Par Gloire Balolage
La République démocratique du Congo veut miser davantage sur la transformation locale de ses ressources minières. Le pays a décidé d’interdire l’exportation des concentrés de cuivre et de cobalt, dans le cadre d’une politique visant à encourager les exploitants à commercialiser des produits miniers à plus forte valeur ajoutée et à permettre à l’économie congolaise de conserver une part plus importante des richesses générées par le secteur.
Selon l’agence Reuters, qui cite un décret gouvernemental examiné ce jeudi, l’interdiction concerne directement les concentrés de cuivre et de cobalt. L’arrêté daté du 29 juin, signé par le ministre des Mines, Louis Kabamba Watum, le ministre du Commerce extérieur, Julien Paluku Kahongya, et le ministre de l’Économie, Daniel Mukoko Samba, stipule que « l’exportation de concentrés de cuivre et de cobalt est interdite ». Reuters rapporte également que l’annonce de cette mesure a été suivie d’une progression du cours de référence du cuivre à trois mois sur le London Metal Exchange, qui a atteint jusqu’à 14 369,50 dollars la tonne, soit une hausse de 1,8 %.
Cette nouvelle orientation intervient alors que la RDC occupe une place majeure dans la production mondiale de cobalt et figure également parmi les principales sources de cuivre, deux minerais considérés comme stratégiques pour les technologies liées à la transition énergétique. À travers cette décision, les autorités congolaises cherchent à renforcer les capacités nationales de traitement et à réduire davantage l’exportation de minerais sous des formes moins transformées.

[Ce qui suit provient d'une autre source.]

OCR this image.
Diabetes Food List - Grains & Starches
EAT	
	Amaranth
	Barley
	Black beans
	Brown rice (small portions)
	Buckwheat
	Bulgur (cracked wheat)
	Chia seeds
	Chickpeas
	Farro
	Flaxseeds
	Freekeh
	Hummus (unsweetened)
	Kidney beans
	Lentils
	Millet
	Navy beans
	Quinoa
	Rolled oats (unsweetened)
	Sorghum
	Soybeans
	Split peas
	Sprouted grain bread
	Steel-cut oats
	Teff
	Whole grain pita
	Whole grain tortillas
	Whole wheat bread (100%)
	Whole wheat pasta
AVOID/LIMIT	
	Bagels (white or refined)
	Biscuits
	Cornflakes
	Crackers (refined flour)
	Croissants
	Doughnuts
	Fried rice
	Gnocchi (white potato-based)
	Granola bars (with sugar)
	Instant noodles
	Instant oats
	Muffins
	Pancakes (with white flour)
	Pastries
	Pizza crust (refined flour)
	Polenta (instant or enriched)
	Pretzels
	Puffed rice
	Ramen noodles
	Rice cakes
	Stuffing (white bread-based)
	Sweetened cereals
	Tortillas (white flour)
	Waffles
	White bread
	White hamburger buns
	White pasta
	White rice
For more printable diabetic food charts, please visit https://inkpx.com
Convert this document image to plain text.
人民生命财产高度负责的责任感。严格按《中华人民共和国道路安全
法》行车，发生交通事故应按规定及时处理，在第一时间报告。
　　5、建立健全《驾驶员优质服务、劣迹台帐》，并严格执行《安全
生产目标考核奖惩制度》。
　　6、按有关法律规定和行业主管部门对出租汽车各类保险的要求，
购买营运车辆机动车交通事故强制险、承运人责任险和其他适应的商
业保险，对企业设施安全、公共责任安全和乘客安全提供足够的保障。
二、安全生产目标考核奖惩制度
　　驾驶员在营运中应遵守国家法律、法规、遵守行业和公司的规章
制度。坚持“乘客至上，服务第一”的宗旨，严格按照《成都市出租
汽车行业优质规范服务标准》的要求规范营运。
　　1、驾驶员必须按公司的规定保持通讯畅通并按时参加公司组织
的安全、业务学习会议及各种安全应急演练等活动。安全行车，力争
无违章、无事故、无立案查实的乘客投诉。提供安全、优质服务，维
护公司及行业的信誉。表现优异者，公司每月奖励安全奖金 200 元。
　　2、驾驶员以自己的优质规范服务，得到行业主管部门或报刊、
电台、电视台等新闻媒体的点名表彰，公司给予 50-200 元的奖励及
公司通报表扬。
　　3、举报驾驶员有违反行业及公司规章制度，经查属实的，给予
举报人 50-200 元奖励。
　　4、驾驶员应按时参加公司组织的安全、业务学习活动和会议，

Le nouveau dispositif entre en vigueur immédiatement, avec toutefois la possibilité d’accorder, dans certaines circonstances qualifiées de stratégiques, des dérogations à l’exportation pour une durée d’un an. Le décret ne précise pas davantage les situations pouvant justifier ces exemptions. Les autorités ont également instauré un régime fiscal portant sur les sous-produits miniers économiquement significatifs, avec une période de transition fixée à trois mois.
Cette décision n’est pas totalement nouvelle dans la politique minière congolaise. La RDC avait déjà imposé des restrictions sur les exportations de concentrés de cuivre et de cobalt en 2013, puis en 2019 et en 2023. Des dérogations avaient alors été accordées notamment lorsque les capacités nationales de fusion ne permettaient pas de traiter suffisamment les minerais produits. Le nouveau décret abroge celui de 2023 ainsi que ses exemptions et établit un cadre présenté comme plus large pour encadrer les exportations de minerais et la taxation des sous-produits miniers.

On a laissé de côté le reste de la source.